Pull the store's frequency-ranked aisle list from /v1/stores/{id}/aisles. The endpoint cascades store-specific → chain-aggregated → generic when fewer than 30% of products at the store carry an aisle tag, so you always get an ordered vocabulary. Bucket the resolved items by their aisle field using that order as the walk sequence.

Request
# Step 1: resolve the shopping list at this store
curl -X POST 'https://api.mainmarket.com/v1/chains/wegmans/resolve-list' \
  -H 'Content-Type: application/json' \
  -d '{"store_id":"4f2a...","items":[{"client_id":"i1","name":"oat milk"},{"client_id":"i2","name":"eggs"},{"client_id":"i3","name":"bread"}]}'

# Step 2: pull frequency-ranked aisles for the same store
curl 'https://api.mainmarket.com/v1/stores/4f2a.../aisles?limit=20'
ℹ
Inspect coverage before trusting aisle order
The aisles response includes a coverage score (0.0-1.0). Below ~0.4 the chain-aggregate fallback is in play and the order is approximate; below ~0.2 you're seeing the generic vocabulary and per-store accuracy is gone. Show a "best guess" affordance in your UI when coverage is low.

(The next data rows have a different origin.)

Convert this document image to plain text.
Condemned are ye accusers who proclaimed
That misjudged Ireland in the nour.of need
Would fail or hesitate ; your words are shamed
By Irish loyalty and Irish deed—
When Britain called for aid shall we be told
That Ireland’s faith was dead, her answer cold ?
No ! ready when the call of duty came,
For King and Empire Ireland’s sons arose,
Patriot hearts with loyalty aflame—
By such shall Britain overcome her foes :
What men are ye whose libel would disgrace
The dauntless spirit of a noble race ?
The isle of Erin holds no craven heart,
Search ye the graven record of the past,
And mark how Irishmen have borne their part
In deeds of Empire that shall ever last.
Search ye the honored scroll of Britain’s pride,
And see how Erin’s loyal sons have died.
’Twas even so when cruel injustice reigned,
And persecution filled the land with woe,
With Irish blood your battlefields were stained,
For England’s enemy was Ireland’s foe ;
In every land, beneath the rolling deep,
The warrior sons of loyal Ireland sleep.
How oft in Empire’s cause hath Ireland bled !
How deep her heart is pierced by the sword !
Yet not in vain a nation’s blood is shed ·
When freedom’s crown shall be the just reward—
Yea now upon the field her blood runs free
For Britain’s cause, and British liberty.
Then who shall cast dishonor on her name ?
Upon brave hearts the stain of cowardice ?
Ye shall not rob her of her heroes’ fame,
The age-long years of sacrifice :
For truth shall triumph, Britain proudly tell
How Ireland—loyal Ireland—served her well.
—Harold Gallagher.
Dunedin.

Monthly inflation snapshot

Goal: a journalist or hedge-fund analyst pulls all four published indices for a single month to drop into a one-page report or a dashboard tile.

Issue four reads against /v1/indices/{slug} with the same region and a one-month window. The income-tier baskets ship a value_indexed against base May 2026 = 100, and you can derive the headline divergence ratio (basket_high_income.value_usd / basket_low_income.value_usd) directly from the response.

Request
for slug in eggs_cage_free_large_dozen soda_12pk_12oz_cans basket_low_income basket_high_income; do
  curl "https://api.mainmarket.com/v1/indices/${slug}?region=national&from=2026-04&to=2026-04"
done
ℹ
Snapshot, not stream
Indices are precomputed monthly. A 200 OK with empty data means the slug is valid but no snapshot was published for the requested period+region — typically because the period is too recent (next snapshot lands the first week of the following month) or because publish_status="beta" filtered it out. Add ?include_beta=true to peek at preview data, but treat it as non-production per the methodology doc.